Bu durum son yıllarda örnekleri sık sık görülen hastalıklardan olup, kamu kaynaklarında zarara yol açanların verdikleri zararı nasıl içlerine sindirdiği araştırılmalıdır.
Tutarsız tarım politikaları sürdürülürse çiftçiler, üreticiler ülkeye yetecek kadar üretim yapamazlar. Üretim yeterli değilse yoksulluk artar, işsizlik çoğalır. Yoksulluğun ve işsizliğin artması insanların sıkıntıya sokulması anlamını taşır. Oysa, insan olmaya geldim diyebilmek için refahtan pay almak, yoksulluğun ve işsizliğin yaşanmadığı ortamlarda dengeli yaşamaktır.
Topraklarımız en rasyonel şekilde kullanılmalı, su kirliliği yaratılmamalı, ağaçları kesmek şöyle dursun sayıları her geçen gün arttırılmalıdır. Doğal kaynakların kıymeti bilinmeli, en ekonomik şekilde kullanılmalıdır.
Güzellikler hep yaşatılmalı, hava, toprak, su, hayvanlar, bitkiler yaşam düzeyine göre dengede tutulmalıdır.
Dilimiz, kültürümüz birbirimize duyduğumuz yakınlıktır.
Kültürümüz,duygu ve düşünce birliği yaratır. Yaşamı kültürümüz doğrultusunda bir bütün olarak götürebilmemiz sağlanmalıdır.
Derece derece okullarımız, her meslek grubuna göre yetiştirilmiş öğretmenlerimiz vardır. Okul için, öğretmen için, ortak payda önce insanlık değil midir? İnsanlığın yükselmesine ilişkin katkımız olsun diyorsak “İnsan olmaya geldim” söylemini şarkılaştırmak veya türküye dönüştürülmesi sağlanmalıdır. Birçok kesimde “insan olmaya geldim” türküsü veya şarkısı gereksinim olarak söylenmelidir. Bu şarkının içselleştirilmesiyle sağlıklı ve huzurlu bir toplum yaratılabilecektir.
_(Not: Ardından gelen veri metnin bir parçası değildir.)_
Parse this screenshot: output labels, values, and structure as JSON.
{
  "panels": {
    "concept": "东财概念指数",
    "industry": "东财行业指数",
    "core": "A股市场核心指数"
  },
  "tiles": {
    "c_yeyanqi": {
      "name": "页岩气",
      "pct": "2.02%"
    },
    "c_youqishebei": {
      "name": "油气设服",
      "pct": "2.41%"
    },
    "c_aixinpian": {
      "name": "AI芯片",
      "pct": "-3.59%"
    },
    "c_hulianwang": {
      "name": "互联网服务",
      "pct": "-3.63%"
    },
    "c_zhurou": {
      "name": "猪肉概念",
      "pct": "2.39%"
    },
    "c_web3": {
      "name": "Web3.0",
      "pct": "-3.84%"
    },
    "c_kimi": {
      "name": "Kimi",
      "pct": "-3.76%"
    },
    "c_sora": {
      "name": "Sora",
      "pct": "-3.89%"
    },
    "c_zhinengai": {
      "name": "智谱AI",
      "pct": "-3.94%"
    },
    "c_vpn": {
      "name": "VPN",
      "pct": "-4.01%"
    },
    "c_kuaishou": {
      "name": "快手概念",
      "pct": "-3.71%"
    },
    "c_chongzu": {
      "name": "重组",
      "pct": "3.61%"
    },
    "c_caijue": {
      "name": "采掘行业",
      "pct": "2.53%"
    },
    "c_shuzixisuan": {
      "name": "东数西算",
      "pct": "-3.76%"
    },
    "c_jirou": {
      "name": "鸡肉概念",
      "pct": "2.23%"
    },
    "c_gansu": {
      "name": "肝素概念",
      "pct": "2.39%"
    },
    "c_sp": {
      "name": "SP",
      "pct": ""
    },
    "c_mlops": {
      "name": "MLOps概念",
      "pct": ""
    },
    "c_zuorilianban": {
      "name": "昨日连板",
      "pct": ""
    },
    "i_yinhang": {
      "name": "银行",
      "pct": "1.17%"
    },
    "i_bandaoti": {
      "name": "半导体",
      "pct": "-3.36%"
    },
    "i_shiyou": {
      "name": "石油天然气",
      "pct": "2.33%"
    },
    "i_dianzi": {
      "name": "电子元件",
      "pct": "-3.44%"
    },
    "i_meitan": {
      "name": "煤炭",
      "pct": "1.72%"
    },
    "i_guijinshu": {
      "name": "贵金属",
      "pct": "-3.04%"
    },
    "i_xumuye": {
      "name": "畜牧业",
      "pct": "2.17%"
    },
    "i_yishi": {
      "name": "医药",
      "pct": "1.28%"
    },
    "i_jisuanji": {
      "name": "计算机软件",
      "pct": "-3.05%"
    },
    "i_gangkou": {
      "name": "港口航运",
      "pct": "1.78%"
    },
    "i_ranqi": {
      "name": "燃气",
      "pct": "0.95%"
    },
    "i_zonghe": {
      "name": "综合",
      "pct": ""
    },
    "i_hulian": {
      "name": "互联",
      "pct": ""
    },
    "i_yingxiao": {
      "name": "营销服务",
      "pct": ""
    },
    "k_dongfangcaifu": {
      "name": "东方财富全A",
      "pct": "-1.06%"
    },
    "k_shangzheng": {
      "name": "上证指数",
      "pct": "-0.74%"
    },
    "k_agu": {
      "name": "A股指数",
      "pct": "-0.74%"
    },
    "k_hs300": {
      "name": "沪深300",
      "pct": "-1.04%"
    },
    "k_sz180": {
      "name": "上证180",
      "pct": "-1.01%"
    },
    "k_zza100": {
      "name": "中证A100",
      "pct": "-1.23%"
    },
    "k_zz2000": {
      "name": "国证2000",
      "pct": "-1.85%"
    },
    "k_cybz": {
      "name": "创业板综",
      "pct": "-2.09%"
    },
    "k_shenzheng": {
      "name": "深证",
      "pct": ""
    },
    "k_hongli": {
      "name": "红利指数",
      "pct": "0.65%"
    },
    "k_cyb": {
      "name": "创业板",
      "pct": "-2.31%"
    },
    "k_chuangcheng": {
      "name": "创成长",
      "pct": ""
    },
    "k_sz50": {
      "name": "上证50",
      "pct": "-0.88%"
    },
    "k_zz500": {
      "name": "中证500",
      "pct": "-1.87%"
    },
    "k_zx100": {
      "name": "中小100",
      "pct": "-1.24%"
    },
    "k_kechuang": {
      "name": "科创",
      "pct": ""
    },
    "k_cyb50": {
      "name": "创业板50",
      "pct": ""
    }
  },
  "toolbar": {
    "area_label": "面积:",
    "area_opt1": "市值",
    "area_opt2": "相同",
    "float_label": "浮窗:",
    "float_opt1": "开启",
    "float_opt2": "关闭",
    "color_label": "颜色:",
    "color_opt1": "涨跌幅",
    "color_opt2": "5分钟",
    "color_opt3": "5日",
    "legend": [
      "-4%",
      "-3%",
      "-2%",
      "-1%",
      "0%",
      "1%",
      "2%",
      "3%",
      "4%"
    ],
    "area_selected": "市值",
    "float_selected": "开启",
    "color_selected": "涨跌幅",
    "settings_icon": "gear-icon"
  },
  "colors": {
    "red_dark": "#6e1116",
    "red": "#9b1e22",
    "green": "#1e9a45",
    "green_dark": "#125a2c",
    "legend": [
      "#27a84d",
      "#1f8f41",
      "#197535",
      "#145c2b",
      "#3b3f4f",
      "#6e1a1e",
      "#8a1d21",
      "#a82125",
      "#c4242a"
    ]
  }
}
Yalanlar, yanlışlar her gecen gün artıyorsa, çalanların sayısında düşme yok, çoğalma varsa, doğrular makbul değil, yanlışlar prim yapıyorsa, şiddet durmadan çoğalıyorsa, çirkinlikler, kötülükler diz boyu almış başını ışık hızında gidiyorsa, bütün bunların bir sorumlusu olmalı? Başta siyasiler, din adamları, öğretmenler, toplum bilimciler olmak üzere kendi adımıza bu sayılan hususlara ne kadar yakın ve ne kadar uzak olduğumuz sorgulanmalıdır.
Günümüz koşullarında teknoloji insan yaşamına iyice girmiştir. Yaşayan bütün insanların ulaştığı bilgilere ulaşılmış, bu bilgileri sistem içine sokularak kullanılabilir hale getirilmiştir. Şartlar ağırlaşmış olsa da daha sağlıklı, daha uzun süreli bir yaşam insanlarımızı beklemektedir.
Yaşam üzerinde daha etkin ve daha etkili bir egemenlik kurulmuştur. Nereden bakılırsa, ne yapılırsa yapılsın “insan olmaya geldim” diyerek en zor koşulların yenilmesi mümkün olacaktır” SEVGİLERİMİZLE.